Two collapses happen, and both are acts of judgment.
- Many records become one entity. The same person shows up across a dozen vendors under a dozen different IDs. Resolution doesn't compress that redundancy, it resolves it away: one person, represented once. Petabytes of overlapping raw records become a few hundred million canonical people and businesses.
- Raw values become named signals. A thousand vendor columns, raw counters, and free-text fields collapse into a compact set of signals an agent can reason about. The many raw events behind a single intent topic, for instance, become one intent signal. Low-information data that identifies nobody is processed out during ingestion, before it ever reaches the graph.
What comes out is far smaller: roughly 353 million entities, described by about 162,000 signals. And it runs on a heartbeat: the signal library and its answers rebuild daily, and identity resolves continuously.
Answerability, not resolution
The two halves meet on one fact: the graph does not keep the raw values. A signal is its boolean answer; there's no $63,412 sitting underneath "income in [$50K–$75K]: yes," only the answer itself. So the graph doesn't sell resolution. It sells answerability: its power is the set of clauses it can answer, not a pile of raw values you can re-interrogate later.
That sounds like exactly the one-way compression the first piece warned against: someone chose a shape and threw the rest away. The difference is where the optionality lives. The lossless facts aren't destroyed; they persist upstream in the raw store, at the full grain of the original events. The graph is a materialized projection of it: the clauses worth holding, precomputed for every entity.
So the contrast with a vendor's frozen segment is exact. A vendor chose its brackets once, discarded the raw, and walked away; you're stuck. Our signal library is ours, and it grows. The optionality isn't "every value is retained for ad-hoc slicing." It's "we can mint a new signal and it's live tomorrow."
Granularity is a dial, tuned to demand
Keeping only the answer doesn't lock the graph at one resolution. We don't retain the raw figure behind a signal, but we control completely how finely the signals themselves are cut.

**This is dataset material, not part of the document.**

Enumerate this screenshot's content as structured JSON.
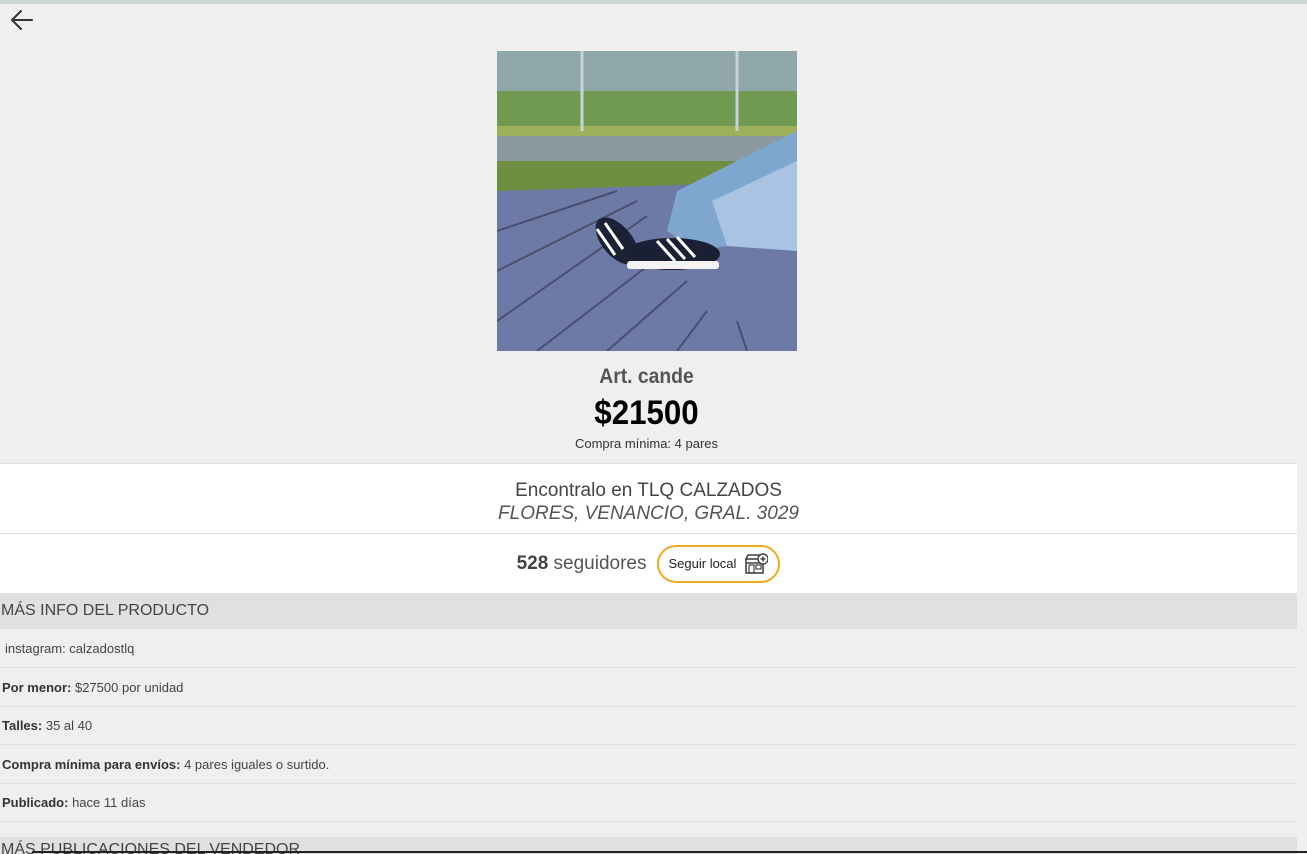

Because the signal library is ours, that granularity is a product decision rather than a property of the data: we sharpen it where customers need to cut more finely.
And we deepen it by decomposition, which is lossless upward. When a band is too coarse, it splits: "Income in [$100K–$200K]" becomes ten finer signals ([$100K–$110K], [$110K–$120K], and so on), and the coarse signal is simply the OR of its children. (Illustrative, not a commitment.) Nothing broad is lost; something sharp is gained. The library grows finer where demand shows up, and composition guarantees every coarser view still composes from the pieces.
Where it stands today
Today the signal abstraction lives close to the surface, assembled at serving time rather than stored natively in the graph. The analytics that would make each signal richer aren't all wired up yet.
The work moving now pushes the abstraction down into the substrate itself: signals as first-class, precomputed objects; freshness tracked per signal; the whole library recomputed on a daily cadence. The trajectory is a graph that can answer questions it was never explicitly built for.
The moat is the substrate
Raw values are vendor commodity, the Plumber's "what data can I get?" Anyone can buy the feed. The asset is the other thing: a finite, ever-sharpening library of signals, and the precomputed answer to each one for every entity. That's the Signal Engineer's "what can I find?", made askable at scale.
A finite library of signals. An infinite space of questions you never had to anticipate. That's the substrate, and the substrate is the moat.